Par ailleurs, à compter de l’imposition des revenus de l’année 2018, le taux minimum d’imposition sera appliqué de manière progressive. La fraction des revenus de source française inférieure à la limite supérieure de la première tranche du barème de l’impôt sur le revenu – actuellement fixée à 27.086 euros – sera imposée à 20%. La fraction supérieure à cette même limite sera, quant à elle, imposée à 30% [4]. Selon le Gouvernement, les non-résidents seront ainsi incités à déclarer plus systématiquement leurs revenus mondiaux pour bénéficier du taux moyen d’imposition [5].
À cet égard, il convient de noter que les non-résidents sollicitant l’application du taux moyen d’imposition auront désormais la possibilité de déduire de leurs revenus les pensions alimentaires. Le bénéfice de cette dernière disposition sera conditionné au fait que les pensions versées sont imposables en France et qu’elles n’ont pas déjà donné lieu, pour le contribuable, à un avantage fiscal dans son État de résidence.
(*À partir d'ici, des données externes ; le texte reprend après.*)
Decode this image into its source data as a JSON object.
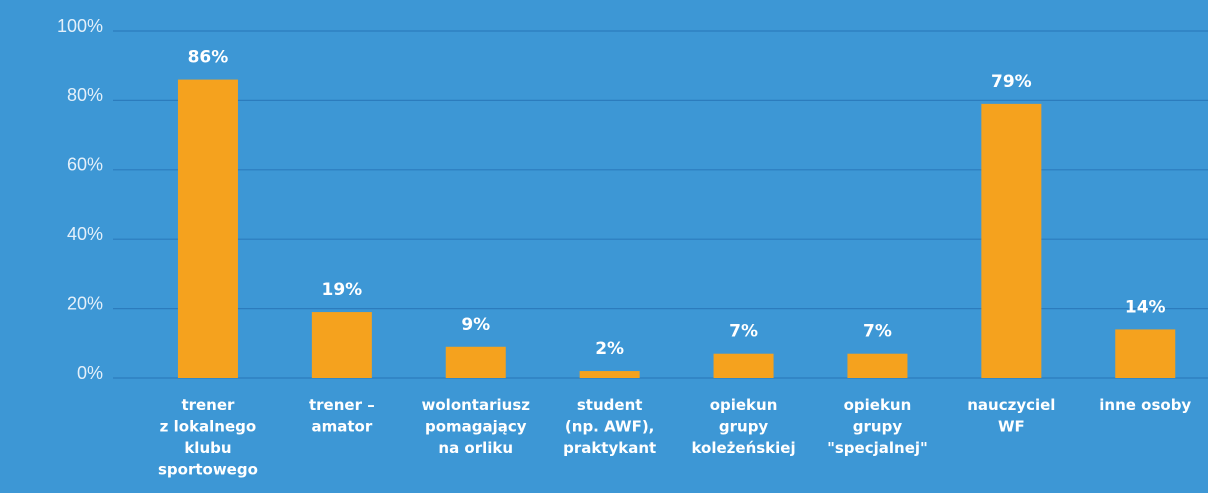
{
  "chart_data": {
    "type": "bar",
    "categories": [
      [
        "trener",
        "z lokalnego",
        "klubu",
        "sportowego"
      ],
      [
        "trener –",
        "amator"
      ],
      [
        "wolontariusz",
        "pomagający",
        "na orliku"
      ],
      [
        "student",
        "(np. AWF),",
        "praktykant"
      ],
      [
        "opiekun",
        "grupy",
        "koleżeńskiej"
      ],
      [
        "opiekun",
        "grupy",
        "\"specjalnej\""
      ],
      [
        "nauczyciel",
        "WF"
      ],
      [
        "inne osoby"
      ]
    ],
    "values": [
      86,
      19,
      9,
      2,
      7,
      7,
      79,
      14
    ],
    "value_labels": [
      "86%",
      "19%",
      "9%",
      "2%",
      "7%",
      "7%",
      "79%",
      "14%"
    ],
    "color": "#f5a21e",
    "ylim": [
      0,
      100
    ],
    "yticks": [
      {
        "value": 0,
        "label": "0%"
      },
      {
        "value": 20,
        "label": "20%"
      },
      {
        "value": 40,
        "label": "40%"
      },
      {
        "value": 60,
        "label": "60%"
      },
      {
        "value": 80,
        "label": "80%"
      },
      {
        "value": 100,
        "label": "100%"
      }
    ],
    "grid": true
  }
}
2) Élargissement des possibilités d’exonération des plus-values immobilières réalisées en France
Les non-résidents qui réalisent des plus-values immobilières en France sont exclus du bénéfice de l’exonération intégrale en faveur de la résidence principale, qui est applicable aux seuls résidents. En revanche, ils peuvent bénéficier d’un dispositif d’exonération spécifique, qui a récemment été déclaré conforme à la Constitution [6].
Assoupli en 2013, ce dispositif d’exonération s’applique dans la limite d’une résidence par contribuable et de 150.000 euros de plus-value nette imposable. Pour pouvoir en bénéficier, le cédant doit avoir été fiscalement domicilié en France de manière continue pendant au moins deux ans à un moment quelconque avant la cession. De plus, la cession doit intervenir au plus tard le 31 décembre de la cinquième année suivant celle du départ à l’étranger. Cette condition de délai ne s’applique pas lorsque le cédant a la libre disposition du bien au moins depuis le 1er janvier de l’année précédant celle de la cession.
Les non-résidents dont le logement situé en France est occupé pourront désormais bénéficier de l’exonération partielle des plus-values si la cession est intervenue avant le 31 décembre de la dixième année suivant celle du transfert de domicile fiscal hors de France.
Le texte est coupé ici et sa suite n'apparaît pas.